Si seguía caminando, tarde o temprano a algún lado acabaría llegando. Siempre había vivido en la calle. Esa verdad no era ninguna novedad para ella.
—–
Caminó y caminó hasta que las calles dejaron de estar asfaltadas y sólo veía árboles alrededor. La noche caía y, aunque ella lo creía imposible, ya se estaba agotando el subidón de energía que le había dado desde que saliera del convento. Sudaba y la picazón la daba enormes deseos de poder quitarse el vestido, dejar que el aire la refrescara, pero de ninguna manera conseguía que el cierre bajara. Tenía hambre de nuevo y también sed, pero más que nada se sentía cansada. Extrañaba a la suave cama del sacerdote, a la que ya no podría volver ni aunque quisiera porque no tenía idea de dónde estaba. Nunca había estado por esa zona.

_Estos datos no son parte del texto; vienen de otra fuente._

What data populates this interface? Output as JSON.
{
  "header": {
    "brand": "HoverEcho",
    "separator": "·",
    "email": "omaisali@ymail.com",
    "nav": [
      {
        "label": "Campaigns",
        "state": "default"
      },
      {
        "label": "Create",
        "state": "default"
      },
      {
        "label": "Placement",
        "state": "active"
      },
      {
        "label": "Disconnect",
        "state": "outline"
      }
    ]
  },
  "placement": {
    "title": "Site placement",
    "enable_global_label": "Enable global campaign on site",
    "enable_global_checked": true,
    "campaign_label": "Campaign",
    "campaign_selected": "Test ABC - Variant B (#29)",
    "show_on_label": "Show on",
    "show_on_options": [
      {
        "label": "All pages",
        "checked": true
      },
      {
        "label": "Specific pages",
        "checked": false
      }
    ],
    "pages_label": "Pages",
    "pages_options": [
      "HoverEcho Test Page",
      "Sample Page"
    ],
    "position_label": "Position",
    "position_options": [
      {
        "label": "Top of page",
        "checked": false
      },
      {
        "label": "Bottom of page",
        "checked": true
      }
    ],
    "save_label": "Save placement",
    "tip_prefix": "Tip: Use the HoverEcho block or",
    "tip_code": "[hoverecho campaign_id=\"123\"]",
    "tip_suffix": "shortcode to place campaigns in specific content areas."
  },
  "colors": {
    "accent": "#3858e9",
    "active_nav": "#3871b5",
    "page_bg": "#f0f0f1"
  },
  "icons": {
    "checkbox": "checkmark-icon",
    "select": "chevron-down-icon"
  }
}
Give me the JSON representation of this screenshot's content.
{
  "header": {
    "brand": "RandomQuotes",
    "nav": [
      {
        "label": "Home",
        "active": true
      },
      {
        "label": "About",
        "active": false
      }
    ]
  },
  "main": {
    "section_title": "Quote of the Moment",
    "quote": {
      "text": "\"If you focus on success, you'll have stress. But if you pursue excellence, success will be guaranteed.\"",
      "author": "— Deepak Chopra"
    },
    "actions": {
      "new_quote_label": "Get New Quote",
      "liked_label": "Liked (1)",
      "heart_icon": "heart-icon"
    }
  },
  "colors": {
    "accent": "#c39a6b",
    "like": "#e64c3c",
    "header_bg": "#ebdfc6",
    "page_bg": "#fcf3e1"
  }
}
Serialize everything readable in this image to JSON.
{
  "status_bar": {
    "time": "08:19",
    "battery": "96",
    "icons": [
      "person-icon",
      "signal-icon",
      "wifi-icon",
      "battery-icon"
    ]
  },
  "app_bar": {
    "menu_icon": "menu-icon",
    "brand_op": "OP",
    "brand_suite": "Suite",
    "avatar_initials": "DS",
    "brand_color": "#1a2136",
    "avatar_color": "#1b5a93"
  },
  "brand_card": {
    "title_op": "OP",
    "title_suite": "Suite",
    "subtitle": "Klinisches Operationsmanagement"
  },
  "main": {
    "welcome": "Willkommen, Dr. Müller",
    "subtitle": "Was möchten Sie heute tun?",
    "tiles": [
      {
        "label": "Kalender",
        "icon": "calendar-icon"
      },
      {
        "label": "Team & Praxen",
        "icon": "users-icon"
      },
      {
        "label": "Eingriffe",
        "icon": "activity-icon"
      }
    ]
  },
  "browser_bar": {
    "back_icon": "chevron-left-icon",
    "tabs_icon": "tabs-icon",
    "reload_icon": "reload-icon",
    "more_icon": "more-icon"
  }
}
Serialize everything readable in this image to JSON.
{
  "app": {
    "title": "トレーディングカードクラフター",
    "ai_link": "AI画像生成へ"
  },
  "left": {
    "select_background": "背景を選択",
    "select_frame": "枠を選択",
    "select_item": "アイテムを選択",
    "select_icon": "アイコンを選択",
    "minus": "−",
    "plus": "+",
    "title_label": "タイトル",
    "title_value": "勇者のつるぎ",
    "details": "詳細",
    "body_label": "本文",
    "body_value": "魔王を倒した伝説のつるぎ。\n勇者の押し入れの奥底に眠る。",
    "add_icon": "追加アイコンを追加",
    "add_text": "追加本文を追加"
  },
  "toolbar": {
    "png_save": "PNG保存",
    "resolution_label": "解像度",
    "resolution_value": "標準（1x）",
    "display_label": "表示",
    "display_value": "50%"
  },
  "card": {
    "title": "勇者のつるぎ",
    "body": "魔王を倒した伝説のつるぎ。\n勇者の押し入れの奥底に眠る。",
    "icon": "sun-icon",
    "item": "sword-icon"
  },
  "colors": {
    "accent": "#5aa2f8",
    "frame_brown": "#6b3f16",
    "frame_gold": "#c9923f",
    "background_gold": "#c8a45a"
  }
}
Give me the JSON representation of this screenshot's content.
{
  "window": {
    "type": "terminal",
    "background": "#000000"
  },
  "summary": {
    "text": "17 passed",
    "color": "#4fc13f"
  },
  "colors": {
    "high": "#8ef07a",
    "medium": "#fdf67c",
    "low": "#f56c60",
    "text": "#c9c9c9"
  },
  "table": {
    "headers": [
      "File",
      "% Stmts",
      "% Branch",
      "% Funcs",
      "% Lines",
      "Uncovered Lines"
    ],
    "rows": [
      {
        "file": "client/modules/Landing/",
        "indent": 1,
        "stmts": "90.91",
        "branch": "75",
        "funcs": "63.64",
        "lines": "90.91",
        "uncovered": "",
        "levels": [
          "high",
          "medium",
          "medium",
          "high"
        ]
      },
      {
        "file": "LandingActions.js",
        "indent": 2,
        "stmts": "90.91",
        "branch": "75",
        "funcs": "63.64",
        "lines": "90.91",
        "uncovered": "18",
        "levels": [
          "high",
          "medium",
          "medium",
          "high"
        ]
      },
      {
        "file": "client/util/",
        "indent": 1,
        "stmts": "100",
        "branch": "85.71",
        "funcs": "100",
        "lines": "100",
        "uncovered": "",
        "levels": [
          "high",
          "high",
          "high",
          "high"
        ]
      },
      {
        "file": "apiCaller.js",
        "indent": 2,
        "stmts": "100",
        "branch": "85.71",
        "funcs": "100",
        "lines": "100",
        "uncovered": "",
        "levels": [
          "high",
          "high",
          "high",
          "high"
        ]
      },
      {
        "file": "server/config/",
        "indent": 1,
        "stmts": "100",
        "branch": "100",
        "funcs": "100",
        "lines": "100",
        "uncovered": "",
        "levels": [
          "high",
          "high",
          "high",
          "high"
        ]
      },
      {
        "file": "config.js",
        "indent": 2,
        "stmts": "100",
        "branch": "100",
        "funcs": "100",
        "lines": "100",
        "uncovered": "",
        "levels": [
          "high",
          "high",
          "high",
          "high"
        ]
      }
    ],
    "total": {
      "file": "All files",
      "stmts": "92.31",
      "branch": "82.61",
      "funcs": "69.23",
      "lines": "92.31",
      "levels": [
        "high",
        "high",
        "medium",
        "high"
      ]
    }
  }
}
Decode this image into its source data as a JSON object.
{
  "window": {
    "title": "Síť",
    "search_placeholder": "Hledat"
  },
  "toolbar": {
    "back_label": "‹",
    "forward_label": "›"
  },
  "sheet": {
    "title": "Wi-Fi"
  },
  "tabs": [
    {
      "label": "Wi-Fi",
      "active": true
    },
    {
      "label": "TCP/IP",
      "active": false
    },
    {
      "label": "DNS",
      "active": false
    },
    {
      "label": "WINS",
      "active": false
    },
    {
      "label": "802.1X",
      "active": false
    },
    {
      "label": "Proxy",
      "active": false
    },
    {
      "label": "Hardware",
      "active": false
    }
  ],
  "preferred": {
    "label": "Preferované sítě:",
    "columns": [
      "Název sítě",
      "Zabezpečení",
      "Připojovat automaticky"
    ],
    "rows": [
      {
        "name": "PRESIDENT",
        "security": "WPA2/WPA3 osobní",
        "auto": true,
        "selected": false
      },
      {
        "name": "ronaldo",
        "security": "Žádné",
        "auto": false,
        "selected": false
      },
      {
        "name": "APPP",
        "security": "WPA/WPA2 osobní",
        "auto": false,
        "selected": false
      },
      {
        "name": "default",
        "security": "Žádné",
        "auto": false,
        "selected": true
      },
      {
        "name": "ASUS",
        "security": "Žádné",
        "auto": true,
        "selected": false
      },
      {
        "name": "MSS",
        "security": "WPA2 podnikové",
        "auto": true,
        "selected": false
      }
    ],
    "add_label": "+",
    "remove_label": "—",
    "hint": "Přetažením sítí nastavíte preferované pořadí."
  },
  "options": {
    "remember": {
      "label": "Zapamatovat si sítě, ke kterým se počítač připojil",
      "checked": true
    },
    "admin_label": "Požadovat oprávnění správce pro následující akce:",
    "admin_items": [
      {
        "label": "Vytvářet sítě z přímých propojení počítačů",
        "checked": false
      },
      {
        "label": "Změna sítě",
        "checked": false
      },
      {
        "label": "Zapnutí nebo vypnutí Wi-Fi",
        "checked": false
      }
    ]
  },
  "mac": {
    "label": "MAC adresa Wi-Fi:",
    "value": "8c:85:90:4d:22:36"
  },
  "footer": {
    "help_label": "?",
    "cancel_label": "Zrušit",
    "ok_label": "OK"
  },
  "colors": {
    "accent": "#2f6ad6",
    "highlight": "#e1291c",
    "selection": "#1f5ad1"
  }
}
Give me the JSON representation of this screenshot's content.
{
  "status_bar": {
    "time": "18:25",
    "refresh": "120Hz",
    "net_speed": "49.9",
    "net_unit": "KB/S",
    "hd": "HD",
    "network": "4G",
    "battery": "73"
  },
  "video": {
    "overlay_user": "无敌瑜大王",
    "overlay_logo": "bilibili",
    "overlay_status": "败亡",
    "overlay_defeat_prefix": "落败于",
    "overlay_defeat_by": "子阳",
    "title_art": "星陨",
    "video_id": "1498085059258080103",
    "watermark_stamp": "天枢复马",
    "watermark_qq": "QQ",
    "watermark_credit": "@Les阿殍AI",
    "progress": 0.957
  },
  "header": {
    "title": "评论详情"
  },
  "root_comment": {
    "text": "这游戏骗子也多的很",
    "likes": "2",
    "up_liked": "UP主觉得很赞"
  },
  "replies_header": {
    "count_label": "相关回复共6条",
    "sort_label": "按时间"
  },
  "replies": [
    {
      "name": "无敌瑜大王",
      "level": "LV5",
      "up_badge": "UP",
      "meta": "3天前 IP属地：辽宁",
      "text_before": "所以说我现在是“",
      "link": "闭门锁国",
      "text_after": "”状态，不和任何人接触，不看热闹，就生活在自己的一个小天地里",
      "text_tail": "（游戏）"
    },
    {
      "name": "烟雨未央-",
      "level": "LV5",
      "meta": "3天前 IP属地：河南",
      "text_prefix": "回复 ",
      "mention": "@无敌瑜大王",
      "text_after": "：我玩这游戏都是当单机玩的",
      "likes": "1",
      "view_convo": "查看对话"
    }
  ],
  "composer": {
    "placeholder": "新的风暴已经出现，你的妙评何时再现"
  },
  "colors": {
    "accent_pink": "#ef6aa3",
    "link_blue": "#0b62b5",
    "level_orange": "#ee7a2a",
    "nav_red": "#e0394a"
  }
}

Más adelante encontró una cerca de alambre. A través de él se veía un césped más verde y mejor cuidado que el que ahora pisaba. Además de un camino de piedra, una fuente, estatuas de ángeles y árboles, pero toda su atención estaba en el césped. Había un hueco al nivel del suelo por el cual podía colarse agachada. Al hacerlo un alambre se enganchó en el lazo blanco de su espalda, deshaciéndolo. No le importó demasiado. Sólo quería echarse un rato.
Había bancos de madera y cemento donde podría haberse acostado, pero los desechó nada más verlos. Si los de las plazas jamás le habían gustado, no había razón para creer que sería diferente con ellos. Pasaba encima de placas de mármol señalando la última morada de varias familias sin saberlo. Se dejó caer en un espacio debajo de un árbol, encima de un montón de tierra hace poco excavada. Permitió que la ligera humedad del suelo le refrescara la mejilla acalorada.
Cerrar los párpados y dormir fueron casi sinónimos.